The earnings recession has started - but here's why it hasn't hit stocks yet, according to DataTrek
Stock Market1 min read
  • So far, 68% of S&P 500 companies have beat Wall Street analysts' fourth-quarter estimates, lower than the five-year average of 77%.
  • Earnings also saw a 4.8% year-over-year decline, which marks the first decline since 2020, DataTrek Research highlighted.

An earnings recession for US companies has started, according to a Monday note from DataTrek Research, yet US equities have stayed mostly flat over recent months.

So far, 68% of S&P 500 companies have beat Wall Street analysts' fourth-quarter estimates, lower than the five-year average of 77%.

Profits are also down 4.8% year-over-year, the largest drop since late 2020, and Wall Street analysts see declines of 4% to 7% in the next two quarters, respectively.

In fact, Wall Street has trimmed estimates for all of 2023, as shown in the chart below.

Yet from November 17 until Friday's close, the S&P 500 has ticked 0.6% higher. In other words, earnings have tumbled but remain disconnected from a relatively resilient stock market.
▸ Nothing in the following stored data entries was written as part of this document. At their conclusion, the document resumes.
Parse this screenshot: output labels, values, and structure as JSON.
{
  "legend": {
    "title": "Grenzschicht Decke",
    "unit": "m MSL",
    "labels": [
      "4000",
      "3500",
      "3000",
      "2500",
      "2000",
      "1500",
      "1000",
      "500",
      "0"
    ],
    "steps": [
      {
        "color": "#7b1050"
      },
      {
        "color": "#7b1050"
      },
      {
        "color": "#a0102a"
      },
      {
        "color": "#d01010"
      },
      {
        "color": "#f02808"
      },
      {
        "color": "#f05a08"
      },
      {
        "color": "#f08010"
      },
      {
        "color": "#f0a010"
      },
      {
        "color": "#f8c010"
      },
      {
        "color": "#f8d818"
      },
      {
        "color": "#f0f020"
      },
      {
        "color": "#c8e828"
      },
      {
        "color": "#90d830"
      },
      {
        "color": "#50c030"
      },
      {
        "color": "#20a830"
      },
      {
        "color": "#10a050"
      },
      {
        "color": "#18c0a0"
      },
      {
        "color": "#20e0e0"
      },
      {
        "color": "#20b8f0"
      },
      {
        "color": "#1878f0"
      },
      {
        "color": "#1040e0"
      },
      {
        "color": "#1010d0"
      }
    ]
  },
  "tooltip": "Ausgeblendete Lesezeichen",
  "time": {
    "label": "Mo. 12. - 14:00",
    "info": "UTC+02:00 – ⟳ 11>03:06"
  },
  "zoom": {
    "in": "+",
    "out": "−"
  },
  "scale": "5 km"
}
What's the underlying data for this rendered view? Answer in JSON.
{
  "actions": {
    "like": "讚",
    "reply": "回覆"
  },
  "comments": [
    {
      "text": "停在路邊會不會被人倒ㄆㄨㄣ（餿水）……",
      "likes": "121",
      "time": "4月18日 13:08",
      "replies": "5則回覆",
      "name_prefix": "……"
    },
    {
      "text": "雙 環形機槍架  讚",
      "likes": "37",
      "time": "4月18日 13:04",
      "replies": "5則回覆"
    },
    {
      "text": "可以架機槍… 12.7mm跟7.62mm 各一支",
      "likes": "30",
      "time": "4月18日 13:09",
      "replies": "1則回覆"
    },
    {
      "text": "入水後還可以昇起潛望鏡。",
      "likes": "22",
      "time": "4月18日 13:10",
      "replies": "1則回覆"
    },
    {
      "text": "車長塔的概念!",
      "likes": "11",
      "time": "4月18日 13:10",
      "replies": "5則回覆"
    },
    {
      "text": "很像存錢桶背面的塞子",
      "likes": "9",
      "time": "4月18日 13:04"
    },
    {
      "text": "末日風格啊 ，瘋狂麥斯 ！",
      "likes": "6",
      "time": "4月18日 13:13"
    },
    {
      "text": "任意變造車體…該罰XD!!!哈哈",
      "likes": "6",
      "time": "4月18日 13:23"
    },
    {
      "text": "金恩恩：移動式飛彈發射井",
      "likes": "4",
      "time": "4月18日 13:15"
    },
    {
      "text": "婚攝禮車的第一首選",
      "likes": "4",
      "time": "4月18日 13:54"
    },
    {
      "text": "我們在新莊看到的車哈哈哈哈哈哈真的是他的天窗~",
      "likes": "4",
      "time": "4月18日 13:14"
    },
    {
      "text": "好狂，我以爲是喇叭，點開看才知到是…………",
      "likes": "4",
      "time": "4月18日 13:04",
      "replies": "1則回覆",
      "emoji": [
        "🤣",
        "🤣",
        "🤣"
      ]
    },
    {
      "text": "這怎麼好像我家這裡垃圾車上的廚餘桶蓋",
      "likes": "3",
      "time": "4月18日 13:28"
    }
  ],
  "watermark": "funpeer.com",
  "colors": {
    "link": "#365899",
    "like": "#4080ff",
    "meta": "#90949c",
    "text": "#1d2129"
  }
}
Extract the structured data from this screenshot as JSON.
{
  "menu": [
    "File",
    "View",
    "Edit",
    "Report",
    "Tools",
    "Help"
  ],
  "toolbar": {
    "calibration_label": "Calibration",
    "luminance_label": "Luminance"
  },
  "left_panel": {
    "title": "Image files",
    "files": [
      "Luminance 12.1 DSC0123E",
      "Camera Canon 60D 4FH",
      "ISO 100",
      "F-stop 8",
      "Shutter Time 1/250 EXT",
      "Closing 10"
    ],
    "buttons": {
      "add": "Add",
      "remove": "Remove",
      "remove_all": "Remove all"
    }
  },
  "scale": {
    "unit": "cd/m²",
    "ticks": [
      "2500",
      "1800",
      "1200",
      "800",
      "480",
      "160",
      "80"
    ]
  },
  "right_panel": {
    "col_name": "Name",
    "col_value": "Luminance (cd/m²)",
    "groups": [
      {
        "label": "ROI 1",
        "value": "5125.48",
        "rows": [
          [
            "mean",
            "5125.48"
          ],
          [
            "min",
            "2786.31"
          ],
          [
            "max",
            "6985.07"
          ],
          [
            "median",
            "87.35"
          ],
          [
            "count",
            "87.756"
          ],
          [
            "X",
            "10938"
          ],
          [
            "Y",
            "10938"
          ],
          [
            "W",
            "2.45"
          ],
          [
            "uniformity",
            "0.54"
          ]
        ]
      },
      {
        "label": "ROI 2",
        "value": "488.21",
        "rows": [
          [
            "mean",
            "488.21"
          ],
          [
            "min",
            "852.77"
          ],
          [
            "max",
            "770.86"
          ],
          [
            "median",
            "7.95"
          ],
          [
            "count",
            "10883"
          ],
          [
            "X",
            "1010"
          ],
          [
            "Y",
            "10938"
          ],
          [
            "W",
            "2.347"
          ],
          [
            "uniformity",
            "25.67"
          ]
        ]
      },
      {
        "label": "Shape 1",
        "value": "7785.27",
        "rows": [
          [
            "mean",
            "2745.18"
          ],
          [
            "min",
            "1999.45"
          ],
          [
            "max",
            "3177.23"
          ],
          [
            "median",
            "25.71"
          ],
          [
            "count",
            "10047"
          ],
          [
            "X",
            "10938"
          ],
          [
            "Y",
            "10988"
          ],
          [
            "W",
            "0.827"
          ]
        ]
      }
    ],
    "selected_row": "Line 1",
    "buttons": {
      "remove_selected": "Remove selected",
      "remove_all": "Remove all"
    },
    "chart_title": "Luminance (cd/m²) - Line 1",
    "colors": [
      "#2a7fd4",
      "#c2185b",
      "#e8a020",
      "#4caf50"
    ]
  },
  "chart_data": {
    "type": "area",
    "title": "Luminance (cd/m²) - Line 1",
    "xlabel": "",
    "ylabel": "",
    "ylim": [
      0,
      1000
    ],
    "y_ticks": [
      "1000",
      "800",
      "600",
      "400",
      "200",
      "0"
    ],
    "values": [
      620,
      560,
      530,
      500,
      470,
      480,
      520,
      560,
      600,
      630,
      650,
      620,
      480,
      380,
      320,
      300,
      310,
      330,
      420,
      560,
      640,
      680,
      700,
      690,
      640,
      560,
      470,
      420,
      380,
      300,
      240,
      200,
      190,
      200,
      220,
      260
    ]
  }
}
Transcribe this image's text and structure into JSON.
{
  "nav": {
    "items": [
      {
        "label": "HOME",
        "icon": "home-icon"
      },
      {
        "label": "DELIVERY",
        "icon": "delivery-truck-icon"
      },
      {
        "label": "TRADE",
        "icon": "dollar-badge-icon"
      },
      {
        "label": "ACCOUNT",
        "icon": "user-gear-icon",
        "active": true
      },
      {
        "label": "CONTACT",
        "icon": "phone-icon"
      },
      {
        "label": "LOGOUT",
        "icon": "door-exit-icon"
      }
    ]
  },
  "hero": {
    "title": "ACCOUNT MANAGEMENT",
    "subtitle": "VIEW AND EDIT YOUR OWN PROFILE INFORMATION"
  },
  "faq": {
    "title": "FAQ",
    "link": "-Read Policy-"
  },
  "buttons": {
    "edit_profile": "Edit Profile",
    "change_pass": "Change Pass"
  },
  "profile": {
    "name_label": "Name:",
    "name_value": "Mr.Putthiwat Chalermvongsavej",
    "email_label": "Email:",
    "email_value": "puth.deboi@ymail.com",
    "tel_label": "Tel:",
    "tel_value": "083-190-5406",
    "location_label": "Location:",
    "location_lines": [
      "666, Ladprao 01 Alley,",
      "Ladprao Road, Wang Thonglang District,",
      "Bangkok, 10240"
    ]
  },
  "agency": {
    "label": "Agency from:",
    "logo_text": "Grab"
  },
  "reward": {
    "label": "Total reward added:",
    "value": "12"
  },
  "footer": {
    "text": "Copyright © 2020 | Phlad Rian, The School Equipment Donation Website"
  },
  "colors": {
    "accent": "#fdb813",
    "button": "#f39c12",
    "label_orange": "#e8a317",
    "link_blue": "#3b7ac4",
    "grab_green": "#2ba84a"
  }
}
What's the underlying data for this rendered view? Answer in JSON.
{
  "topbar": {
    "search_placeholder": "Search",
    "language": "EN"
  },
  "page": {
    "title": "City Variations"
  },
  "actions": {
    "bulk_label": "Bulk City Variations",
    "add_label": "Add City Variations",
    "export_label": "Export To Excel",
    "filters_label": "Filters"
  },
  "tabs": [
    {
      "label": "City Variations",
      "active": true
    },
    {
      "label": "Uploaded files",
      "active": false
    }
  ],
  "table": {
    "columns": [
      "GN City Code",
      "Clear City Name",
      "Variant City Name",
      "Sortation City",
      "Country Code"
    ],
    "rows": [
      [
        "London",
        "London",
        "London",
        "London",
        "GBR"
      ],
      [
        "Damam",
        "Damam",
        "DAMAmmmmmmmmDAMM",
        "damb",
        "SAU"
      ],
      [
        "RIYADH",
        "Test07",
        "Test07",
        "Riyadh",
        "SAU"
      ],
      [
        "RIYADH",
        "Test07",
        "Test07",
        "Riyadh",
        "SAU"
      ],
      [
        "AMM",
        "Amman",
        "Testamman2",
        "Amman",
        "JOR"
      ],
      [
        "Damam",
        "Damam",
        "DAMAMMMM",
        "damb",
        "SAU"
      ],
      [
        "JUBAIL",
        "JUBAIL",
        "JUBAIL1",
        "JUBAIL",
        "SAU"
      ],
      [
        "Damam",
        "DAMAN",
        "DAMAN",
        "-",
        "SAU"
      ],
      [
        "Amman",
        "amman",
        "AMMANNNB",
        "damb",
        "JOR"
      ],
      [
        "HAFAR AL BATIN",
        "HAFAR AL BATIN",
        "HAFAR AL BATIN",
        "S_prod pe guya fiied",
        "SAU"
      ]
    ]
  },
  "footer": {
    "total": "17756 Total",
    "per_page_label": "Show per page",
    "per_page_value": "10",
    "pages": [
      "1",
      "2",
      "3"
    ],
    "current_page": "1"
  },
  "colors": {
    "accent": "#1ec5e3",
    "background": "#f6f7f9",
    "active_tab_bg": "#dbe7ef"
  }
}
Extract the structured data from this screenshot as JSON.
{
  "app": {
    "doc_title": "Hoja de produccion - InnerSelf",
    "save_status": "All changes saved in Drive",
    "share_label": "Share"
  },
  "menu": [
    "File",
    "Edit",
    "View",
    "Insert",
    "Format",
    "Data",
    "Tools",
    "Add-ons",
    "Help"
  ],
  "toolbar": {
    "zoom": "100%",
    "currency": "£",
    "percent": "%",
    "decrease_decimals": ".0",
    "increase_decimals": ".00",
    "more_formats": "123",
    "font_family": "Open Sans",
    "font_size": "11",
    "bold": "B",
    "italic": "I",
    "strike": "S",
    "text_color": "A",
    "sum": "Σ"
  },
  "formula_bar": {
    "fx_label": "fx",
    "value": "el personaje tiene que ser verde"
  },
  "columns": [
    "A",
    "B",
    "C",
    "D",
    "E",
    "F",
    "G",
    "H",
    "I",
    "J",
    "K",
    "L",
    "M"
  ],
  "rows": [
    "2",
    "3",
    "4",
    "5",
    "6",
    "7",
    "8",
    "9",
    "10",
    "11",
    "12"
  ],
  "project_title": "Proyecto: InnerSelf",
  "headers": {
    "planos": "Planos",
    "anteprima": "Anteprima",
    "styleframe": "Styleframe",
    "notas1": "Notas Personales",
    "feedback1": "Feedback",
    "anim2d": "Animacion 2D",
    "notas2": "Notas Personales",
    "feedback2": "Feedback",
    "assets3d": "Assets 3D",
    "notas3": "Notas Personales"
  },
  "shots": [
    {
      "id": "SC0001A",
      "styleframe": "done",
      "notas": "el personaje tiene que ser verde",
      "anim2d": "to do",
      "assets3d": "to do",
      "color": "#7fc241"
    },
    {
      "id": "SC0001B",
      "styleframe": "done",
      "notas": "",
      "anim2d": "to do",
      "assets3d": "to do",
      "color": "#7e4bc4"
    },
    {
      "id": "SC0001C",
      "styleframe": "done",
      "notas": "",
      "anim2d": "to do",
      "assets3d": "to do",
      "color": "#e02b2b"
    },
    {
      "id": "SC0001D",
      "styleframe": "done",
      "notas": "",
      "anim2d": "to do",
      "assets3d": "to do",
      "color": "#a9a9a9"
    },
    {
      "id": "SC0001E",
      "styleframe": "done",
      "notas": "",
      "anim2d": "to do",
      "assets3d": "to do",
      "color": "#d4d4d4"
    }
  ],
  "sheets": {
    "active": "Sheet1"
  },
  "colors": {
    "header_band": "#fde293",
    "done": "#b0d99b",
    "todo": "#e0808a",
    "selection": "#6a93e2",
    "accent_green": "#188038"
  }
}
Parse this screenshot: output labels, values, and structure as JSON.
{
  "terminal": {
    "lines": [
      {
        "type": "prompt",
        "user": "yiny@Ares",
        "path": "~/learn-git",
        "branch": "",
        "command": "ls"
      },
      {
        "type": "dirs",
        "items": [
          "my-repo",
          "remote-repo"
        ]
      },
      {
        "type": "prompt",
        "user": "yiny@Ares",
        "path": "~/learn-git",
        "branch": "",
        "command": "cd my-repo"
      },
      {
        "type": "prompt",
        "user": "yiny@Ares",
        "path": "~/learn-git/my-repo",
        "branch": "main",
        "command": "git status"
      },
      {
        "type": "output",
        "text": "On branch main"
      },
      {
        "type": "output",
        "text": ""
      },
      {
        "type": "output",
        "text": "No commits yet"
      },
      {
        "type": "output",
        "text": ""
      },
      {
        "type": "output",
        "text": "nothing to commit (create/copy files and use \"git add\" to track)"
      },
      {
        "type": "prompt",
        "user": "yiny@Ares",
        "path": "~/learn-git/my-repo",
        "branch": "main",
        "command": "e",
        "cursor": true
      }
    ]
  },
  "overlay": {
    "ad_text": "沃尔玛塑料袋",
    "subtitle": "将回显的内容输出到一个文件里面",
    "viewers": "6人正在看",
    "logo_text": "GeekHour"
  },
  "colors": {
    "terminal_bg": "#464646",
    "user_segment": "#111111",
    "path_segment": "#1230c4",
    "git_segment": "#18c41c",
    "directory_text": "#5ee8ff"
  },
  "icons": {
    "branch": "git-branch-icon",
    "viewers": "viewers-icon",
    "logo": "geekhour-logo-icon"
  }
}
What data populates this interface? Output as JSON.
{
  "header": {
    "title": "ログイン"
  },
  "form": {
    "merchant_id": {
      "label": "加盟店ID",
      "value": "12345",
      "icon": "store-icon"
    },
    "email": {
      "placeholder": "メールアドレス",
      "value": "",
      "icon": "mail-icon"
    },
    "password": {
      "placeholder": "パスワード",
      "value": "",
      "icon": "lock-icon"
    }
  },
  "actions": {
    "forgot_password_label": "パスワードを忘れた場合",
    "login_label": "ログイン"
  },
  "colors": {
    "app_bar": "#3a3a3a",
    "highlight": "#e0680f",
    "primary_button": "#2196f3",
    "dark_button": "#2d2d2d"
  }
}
DataTrek listed a couple reasons stocks haven't reflected downbeat earnings.

First, markets have already discounted the bad fourth-quarter results, as well as analysts' first- and second-quarter estimates.

The second reason stocks haven't adjusted lower with earnings comes down to a reassessment of valuations.

As DataTrek cofounder Nicholas Colas wrote:

"[M]arkets believe $50/share (Q1 2023's estimate, rounded down slightly) is the S&P's trough earnings power. This translates into $200/share annually, and a 20x multiple on that number gets you to S&P 4000, a level we have visited time and again since mid-May 2022."